À la veille d'un nouveau Comité de concertation, les chiffres ne sont pas rassurants. En effet, la moyenne quotidienne des contaminations au coronavirus augmente légèrement, tandis que les admissions à l'hôpital se stabilisent. Que faut-il penser de ces tendances qui ne sont plus à la baisse ? Steven Van Gucht s'est montré inquiet quant à la situation dans les hôpitaux, mais a relativisé la hausse des contaminations. "Je pense que cette légère hausse des contaminations est liée au fait que l'on teste davantage les enfants depuis la reprise de l'école", a commenté le porte-parole interfédéral auprès de nos confrères de HLN. "Je pense que c'est une bonne chose en réalité, car cela signifie que les enfants et les parents vont être suivis, c'est-à-dire que l'on pourra mieux identifier les potentiels transmetteurs du virus, et donc ça va nous aider en quelque sorte."

Le virologue a souligné que ce mardi 20 avril on avait enregistré 303 admissions à l'hôpital, soulignant qu'on n'en avait plus constatées autant depuis plus de deux semaines. "On ne peut donc pas vraiment encore parler de diminution, mais ce n'est pas pour autant que ça va continuer comme ça, les hospitalisations peuvent encore baisser dans les prochains jours ou dans les prochaines semaines", a-t-il ajouté. "Mais ça dépendra évidemment de la capacité des gens à limiter leurs contacts, c'est crucial."

Des chiffres qui risquent de compromettre les futurs assouplissements ?

Les autorités avaient émis deux conditions à la mise en place des assouplissements du 8 mai: que 7 personnes sur 10 de plus de 65 ans soient vaccinées et que la situation se normalise dans les soins intensifs.
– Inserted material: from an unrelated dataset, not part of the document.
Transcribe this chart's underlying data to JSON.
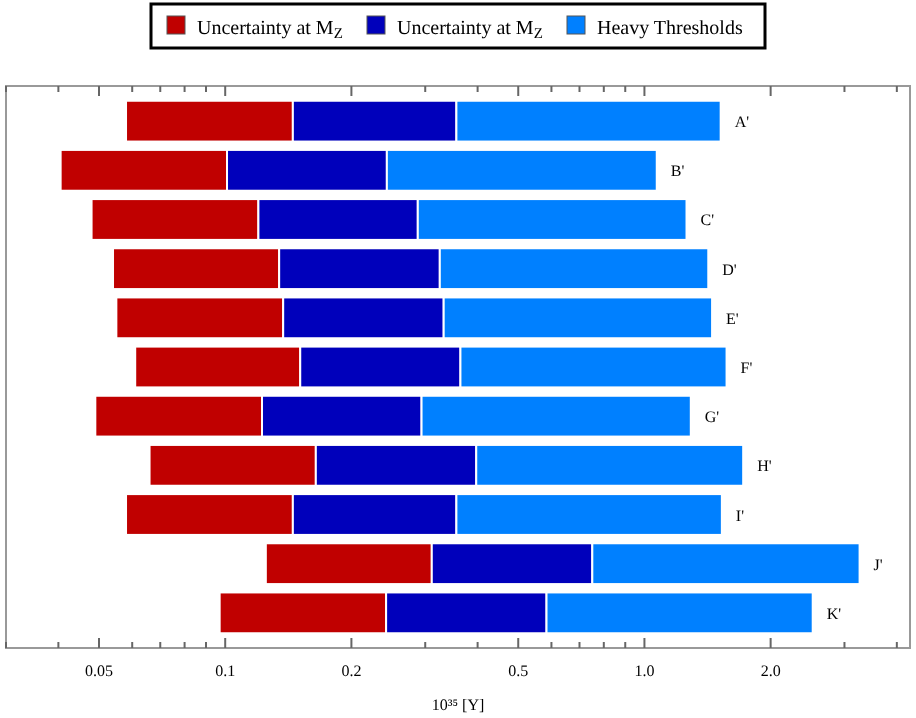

N'ayant pas fixé de seuil précis pour les hôpitaux, doit-on craindre un report de cette étape du déconfinement ? Pour Steven Van Gucht, il va falloir se montrer "très prudents" dans ces assouplissements.

Même son de cloche du côté de Geert Molenberghs, qui n'a pas écarté la possibilité de rouvrir les terrasses le 8 mai. "Un assouplissement n'est pas l'autre. Il faudra peser le pour et le contre pour chaque relaxation", a-t-il conclu. "Organiser formellement certaines choses présente un réel avantage par rapport au fait de les laisser se faire en dehors des radars."